Should I Stay or Should I Go – Companies, Workers Wrestle With Remote Work

(Written by Beast Code Tech Writers, Chris Chatelain & Trisha Jones)

We’ve heard it constantly for months: This is the “new normal.” Today, terms like hybrid work, social distance, tiered reopening, deep clean and sanitize, etc., are tossed around like beads at a Mardi Gras parade. So, it must be true, right? Truth is, this is still very much TBD.

Besides the obvious health crisis, the Covid-19 pandemic brought with it a whole new vernacular, new ways of working, and new habits. And, humans are creatures of habit. So now that businesses, states, and countries are reopening, which habits will win out — the new normal or the pre-pandemic ways?

Pre-pandemic life at Beast Code in 2019 was full of camaraderie, creative collaboration, and teams huddling together for morning scrum meetings. Social distancing meant eating all of your fries on Food Truck Friday rather than sharing them. “Masks on” meant keeping your Halloween costume on for photo opportunities. We had team-building lunches, participated in community events, and hosted social events such as Roaring 20s Night and video game challenges such as Super Smash Bros. tournaments. It all served to foster a close-knit group of people who not only enjoyed working together, but also enjoyed each other’s company. 
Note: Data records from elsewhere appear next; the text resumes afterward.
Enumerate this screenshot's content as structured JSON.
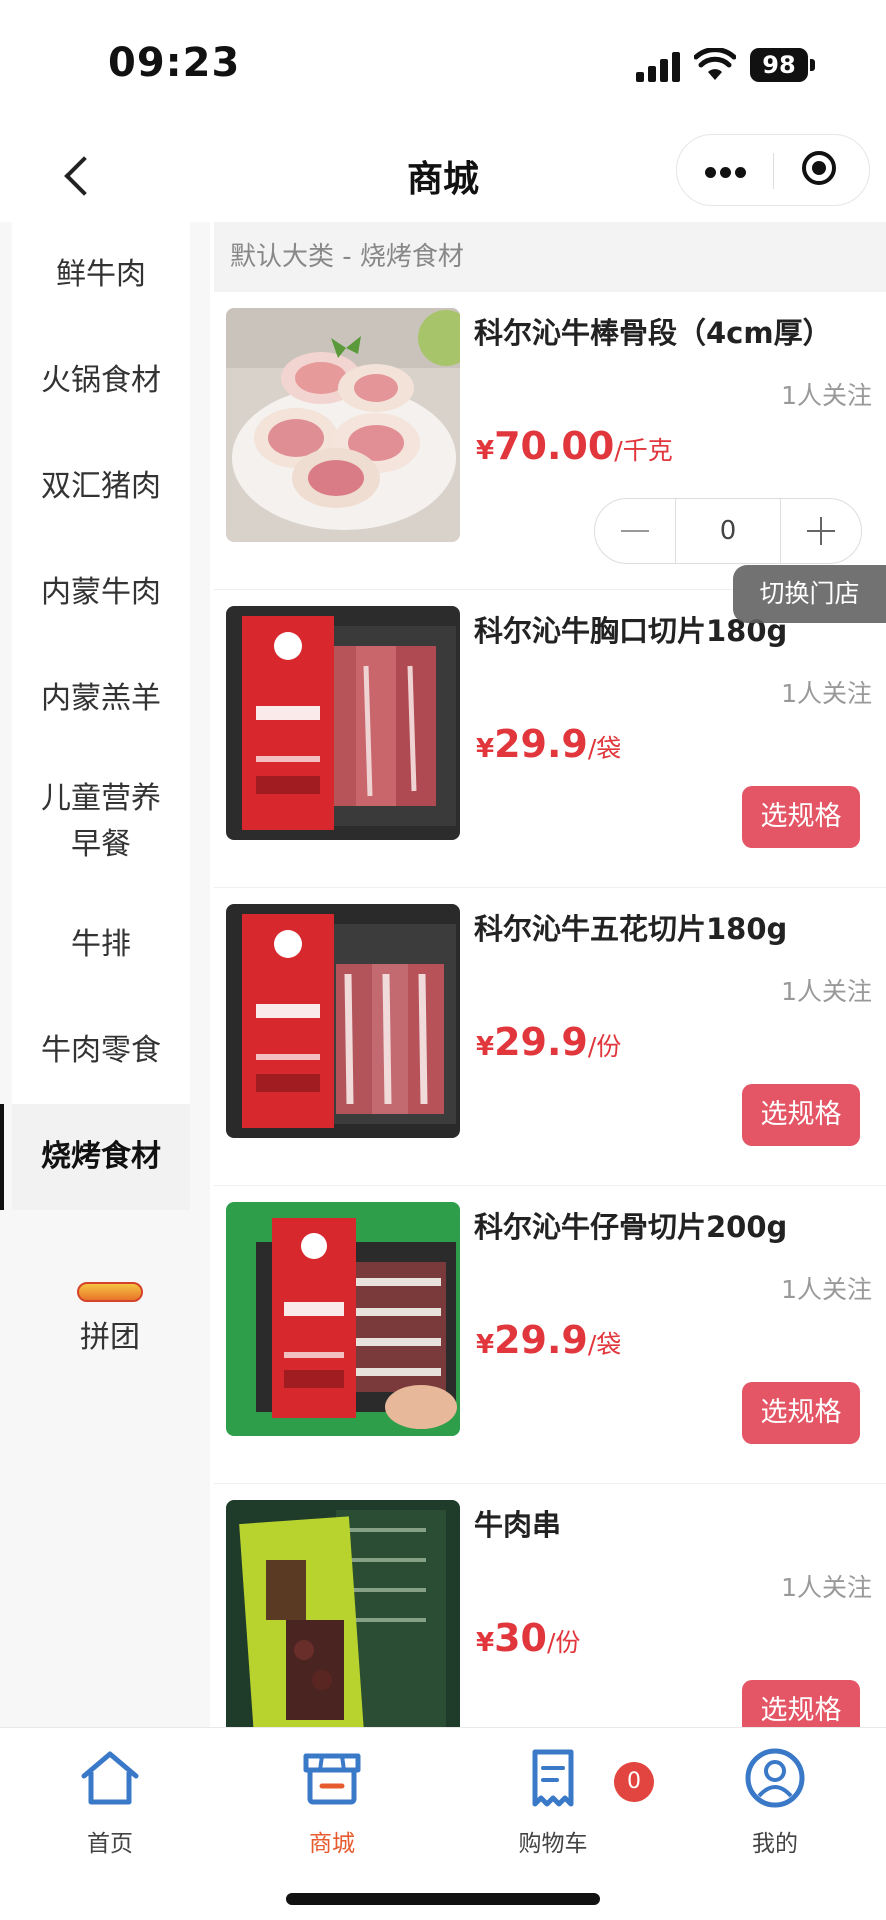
{
  "status_bar": {
    "time": "09:23",
    "battery": "98"
  },
  "nav": {
    "title": "商城"
  },
  "sidebar": {
    "items": [
      {
        "label": "鲜牛肉"
      },
      {
        "label": "火锅食材"
      },
      {
        "label": "双汇猪肉"
      },
      {
        "label": "内蒙牛肉"
      },
      {
        "label": "内蒙羔羊"
      },
      {
        "label": "儿童营养\n早餐"
      },
      {
        "label": "牛排"
      },
      {
        "label": "牛肉零食"
      },
      {
        "label": "烧烤食材",
        "active": true
      }
    ],
    "group_buy_label": "拼团"
  },
  "content": {
    "category_path": "默认大类 - 烧烤食材",
    "products": [
      {
        "name": "科尔沁牛棒骨段（4cm厚）",
        "follow": "1人关注",
        "currency": "¥",
        "price": "70.00",
        "unit": "/千克",
        "action": "stepper",
        "quantity": "0"
      },
      {
        "name": "科尔沁牛胸口切片180g",
        "follow": "1人关注",
        "currency": "¥",
        "price": "29.9",
        "unit": "/袋",
        "action": "选规格"
      },
      {
        "name": "科尔沁牛五花切片180g",
        "follow": "1人关注",
        "currency": "¥",
        "price": "29.9",
        "unit": "/份",
        "action": "选规格"
      },
      {
        "name": "科尔沁牛仔骨切片200g",
        "follow": "1人关注",
        "currency": "¥",
        "price": "29.9",
        "unit": "/袋",
        "action": "选规格"
      },
      {
        "name": "牛肉串",
        "follow": "1人关注",
        "currency": "¥",
        "price": "30",
        "unit": "/份",
        "action": "选规格"
      }
    ]
  },
  "switch_store": "切换门店",
  "tab_bar": {
    "tabs": [
      {
        "label": "首页"
      },
      {
        "label": "商城",
        "active": true
      },
      {
        "label": "购物车"
      },
      {
        "label": "我的"
      }
    ],
    "cart_count": "0"
  },
  "colors": {
    "accent": "#e45565",
    "price": "#e0363c",
    "tab_active": "#e65a2d",
    "tab_icon": "#3a78c8"
  }
}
When the international effort to curb the spread of Covid-19 resulted in a widespread quarantine, it was like the fun police breaking up a wicked awesome college party. Suddenly we were filling out forms to work from home (WFH) and account for the company’s equipment we were taking with us, rather than signing waiver forms for axe-throwing events. The office emptied and we began using video technology to host virtual meetings.

Beast Code and its employees, however, made the transition rather seamlessly. Productivity remained steady and project deadlines continued to be met. Additionally, Beast Code’s new WFH policy allowed several members of our team to relocate out-of-state but keep their jobs with the company. To stay “connected,” we held virtual happy hours and played trivia games on Slack. In the spirit of competition, home offices were tricked out; no spinning rims, but the amount of LEDs is, uh, illuminating.

A year later, the world is slowly reopening as mask mandates are lifted and data shows the vaccine is curbing the virus’ spread. But the genie is already out of the bottle, and companies now have a choice to make: Will they let the genie remain free and allow workers to continue to work from home? Will they try to shove the genie back inside and transition everyone back to offices? Is there a middle ground?

Tech giants Twitter and Facebook informed employees that they can continue to work remotely indefinitely. Apple, however, took a hybrid approach — and promptly saw some staff jump ship.

That’s right in line with research and polls that show some workers feel being told to return to the office is like asking them to choose between their families and being valued as employees. The money workers invested in their home offices is another factor, as one survey shows employees spent $561 on average on home offices and upgrades, which equates to 0.7 percent of the annual GDP. The third piece of the WFH puzzle is lingering fear. People remain wary of being in crowded spaces such as elevators, meeting rooms, and public transportation.

But life isn’t black and white – and neither is a workforce. There are many shades within a workforce, and companies struggle to balance the needs of the many with the needs of the few, especially with work environment policies.

There are, of course, negatives to WFH. At Beast Code, many employees have expressed that they miss having in-person events and face-to-face collaboration. And, not everyone’s home internet and equipment is reliable enough for acceptable sound and video. And bottom line, people just miss being around other people.

Is hybrid the answer?

Beast Code has been slowly transitioning back to the office in recent weeks. At our headquarters, the company now has a “hotel” room designed for workers who prefer to largely WFH, but still want to come in occasionally for meetings or to see their coworkers in person. Employees who have chosen to be in the office three or more days have dedicated desks, while employees who wish to be primarily WFH will continue to be supported with the ongoing use of licensed software, remote IT support, and company equipment such as monitors and docking stations.

With 40 percent of workforce thinking about a job change this year, is it wise for companies to opt out of adopting a flexible work schedule for their employees? As for companies, like Apple, who have chosen to require their employees to work in the office at least three days a week, time will tell whether employees accept that policy or choose to move on to a company that gives them a flexible work choice.

Tips for Heading Back to the Office

  • Truly Transition. If you’ve been working in your home office for an extended amount of time, don’t just rush back to the office full steam ahead. Instead, start off with 1-2 days a week, then 3-5.
  • Communicate openly and often with your manager about your plans to return to the office. Be clear and concise about what you want to do and how you’d be willing to compromise, if necessary.
  • Be kind to yourself. Recognize that returning to the office might feel weird at first, and allow yourself time to settle back into an office routine. Keep in mind that things might’ve changed while you were at home — there are probably conference rooms with new tech, new or added cleaning routines, revolving workstations, and continued use of remote work technology, etc.